Einem jungen Mann geht das Taschengeld aus, als seine Eltern im Urlaub sind. Er versucht deshalb, einen Zigarettenautomaten aufzubrechen. Vor der alarmierten Polizei rast er im Auto davon. Vor Gericht zeigt er Reue.

Von Vivien Götz, Erding

Möglicherweise habe er nicht gut mit dem Geld gewirtschaftet, das seine Eltern ihm für die Zeit ihres Urlaubes dagelassen hätten, erzählt der Angeklagte gleich zu Beginn der Verhandlung am Amtsgericht Erding. Weil das Geld aus, der Urlaub seiner Eltern aber noch nicht vorbei war, schaute sich der damals 20-Jährige im vergangenen Sommer nach alternativen Einnahmequellen um.
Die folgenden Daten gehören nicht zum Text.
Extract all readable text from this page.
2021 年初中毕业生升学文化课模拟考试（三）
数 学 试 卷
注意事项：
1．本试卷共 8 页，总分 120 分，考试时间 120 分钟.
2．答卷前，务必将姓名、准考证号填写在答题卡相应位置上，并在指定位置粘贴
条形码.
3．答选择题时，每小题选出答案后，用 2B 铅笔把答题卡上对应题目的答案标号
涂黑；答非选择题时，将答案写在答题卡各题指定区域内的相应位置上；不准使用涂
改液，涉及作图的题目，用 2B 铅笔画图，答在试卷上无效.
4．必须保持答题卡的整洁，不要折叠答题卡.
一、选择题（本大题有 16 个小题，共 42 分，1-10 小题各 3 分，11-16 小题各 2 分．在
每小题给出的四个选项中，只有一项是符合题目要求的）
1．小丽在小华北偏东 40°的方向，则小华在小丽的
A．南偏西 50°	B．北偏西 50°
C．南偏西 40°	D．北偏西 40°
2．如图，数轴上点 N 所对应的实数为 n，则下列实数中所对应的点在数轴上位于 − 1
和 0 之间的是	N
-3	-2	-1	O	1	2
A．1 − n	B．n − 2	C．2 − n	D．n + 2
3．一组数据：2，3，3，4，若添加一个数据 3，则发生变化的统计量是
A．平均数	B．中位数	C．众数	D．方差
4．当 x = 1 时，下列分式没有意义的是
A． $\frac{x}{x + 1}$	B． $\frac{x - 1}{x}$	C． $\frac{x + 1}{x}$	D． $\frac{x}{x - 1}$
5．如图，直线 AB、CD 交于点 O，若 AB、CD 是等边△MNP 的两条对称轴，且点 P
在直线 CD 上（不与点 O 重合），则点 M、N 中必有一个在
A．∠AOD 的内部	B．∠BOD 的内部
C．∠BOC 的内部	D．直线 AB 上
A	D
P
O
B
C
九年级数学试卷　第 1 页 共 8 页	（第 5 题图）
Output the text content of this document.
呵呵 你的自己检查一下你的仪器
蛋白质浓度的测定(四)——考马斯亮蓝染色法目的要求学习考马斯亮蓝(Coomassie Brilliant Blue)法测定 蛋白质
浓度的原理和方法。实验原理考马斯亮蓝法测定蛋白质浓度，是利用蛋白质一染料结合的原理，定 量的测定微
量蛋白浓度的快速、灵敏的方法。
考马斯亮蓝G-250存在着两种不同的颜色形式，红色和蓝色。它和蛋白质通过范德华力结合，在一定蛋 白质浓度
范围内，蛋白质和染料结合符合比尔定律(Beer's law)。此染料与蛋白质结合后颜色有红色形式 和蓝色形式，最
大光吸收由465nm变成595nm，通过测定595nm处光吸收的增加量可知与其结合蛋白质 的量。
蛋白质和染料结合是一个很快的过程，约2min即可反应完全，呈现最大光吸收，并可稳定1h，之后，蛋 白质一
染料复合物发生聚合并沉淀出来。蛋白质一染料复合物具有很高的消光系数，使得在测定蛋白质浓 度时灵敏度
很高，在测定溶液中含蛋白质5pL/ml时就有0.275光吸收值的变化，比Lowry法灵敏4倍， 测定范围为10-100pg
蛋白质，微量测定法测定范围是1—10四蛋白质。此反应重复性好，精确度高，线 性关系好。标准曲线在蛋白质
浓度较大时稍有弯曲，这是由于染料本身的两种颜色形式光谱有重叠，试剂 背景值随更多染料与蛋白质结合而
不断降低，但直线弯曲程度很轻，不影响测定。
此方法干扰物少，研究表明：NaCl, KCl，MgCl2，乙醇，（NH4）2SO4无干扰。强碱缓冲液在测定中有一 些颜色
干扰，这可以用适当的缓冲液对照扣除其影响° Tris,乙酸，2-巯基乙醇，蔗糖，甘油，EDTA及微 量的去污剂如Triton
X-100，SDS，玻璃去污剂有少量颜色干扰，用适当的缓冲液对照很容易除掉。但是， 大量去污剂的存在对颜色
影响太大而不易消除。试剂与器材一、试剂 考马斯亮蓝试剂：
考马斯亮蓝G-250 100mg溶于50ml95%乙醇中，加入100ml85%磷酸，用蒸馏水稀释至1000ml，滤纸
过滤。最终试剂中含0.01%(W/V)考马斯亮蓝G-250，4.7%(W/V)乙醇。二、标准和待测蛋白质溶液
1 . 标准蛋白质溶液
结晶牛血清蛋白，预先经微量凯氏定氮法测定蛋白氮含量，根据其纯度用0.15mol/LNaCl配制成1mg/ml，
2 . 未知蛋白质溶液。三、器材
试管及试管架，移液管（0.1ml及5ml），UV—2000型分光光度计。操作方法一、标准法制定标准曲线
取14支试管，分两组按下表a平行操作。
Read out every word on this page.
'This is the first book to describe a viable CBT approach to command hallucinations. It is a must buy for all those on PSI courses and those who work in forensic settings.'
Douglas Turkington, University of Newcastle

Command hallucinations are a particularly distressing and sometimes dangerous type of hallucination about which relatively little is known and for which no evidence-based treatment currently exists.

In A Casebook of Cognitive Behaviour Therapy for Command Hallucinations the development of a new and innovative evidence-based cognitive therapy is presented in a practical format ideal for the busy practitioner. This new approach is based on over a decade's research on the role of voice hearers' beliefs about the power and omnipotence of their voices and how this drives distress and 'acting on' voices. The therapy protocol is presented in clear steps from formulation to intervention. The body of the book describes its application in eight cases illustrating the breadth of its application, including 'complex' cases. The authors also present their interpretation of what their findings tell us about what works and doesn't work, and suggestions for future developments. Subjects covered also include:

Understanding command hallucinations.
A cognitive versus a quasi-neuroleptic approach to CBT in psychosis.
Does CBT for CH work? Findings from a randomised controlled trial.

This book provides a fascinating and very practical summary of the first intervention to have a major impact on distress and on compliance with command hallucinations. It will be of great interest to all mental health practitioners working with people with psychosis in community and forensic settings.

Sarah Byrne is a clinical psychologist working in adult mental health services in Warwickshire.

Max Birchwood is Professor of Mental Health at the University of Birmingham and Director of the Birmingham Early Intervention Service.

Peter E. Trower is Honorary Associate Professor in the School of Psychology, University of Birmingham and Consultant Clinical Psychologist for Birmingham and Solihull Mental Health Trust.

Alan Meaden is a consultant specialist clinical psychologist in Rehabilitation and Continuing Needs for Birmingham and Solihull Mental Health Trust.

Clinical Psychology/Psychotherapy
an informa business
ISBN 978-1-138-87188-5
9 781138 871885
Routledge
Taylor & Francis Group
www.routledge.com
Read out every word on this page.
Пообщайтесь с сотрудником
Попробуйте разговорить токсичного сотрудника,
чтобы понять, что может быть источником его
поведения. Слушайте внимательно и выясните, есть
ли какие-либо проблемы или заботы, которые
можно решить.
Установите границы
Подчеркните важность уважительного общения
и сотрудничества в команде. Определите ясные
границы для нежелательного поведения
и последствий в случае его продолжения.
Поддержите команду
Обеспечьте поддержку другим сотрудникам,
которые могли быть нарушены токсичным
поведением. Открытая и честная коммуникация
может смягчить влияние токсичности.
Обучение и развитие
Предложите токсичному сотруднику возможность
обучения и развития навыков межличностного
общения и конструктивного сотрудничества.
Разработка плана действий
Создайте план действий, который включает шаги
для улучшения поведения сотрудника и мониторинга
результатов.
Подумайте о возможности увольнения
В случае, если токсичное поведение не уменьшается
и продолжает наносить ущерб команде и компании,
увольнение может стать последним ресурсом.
Im Juli 2023 versuchte er deshalb, nachts einen Zigarettenautomaten bei Reichenkirchen,Fraunberg, aufzubrechen. Er habe "Geld rausholen" wollen, um die letzte Zeit des elterlichen Urlaubs zu überbrücken. Mit Stemmeisen und Metallsäge rückte er dem stillen Verkäufer zu Leibe, schaffte es auch, diesen von der Wand zu lösen, aber nicht ihn aufzubrechen. Zeugen riefen schließlich die Polizei und der junge Mann fuhr mit dem Auto davon, als er bemerkte, dass er gesehen worden war.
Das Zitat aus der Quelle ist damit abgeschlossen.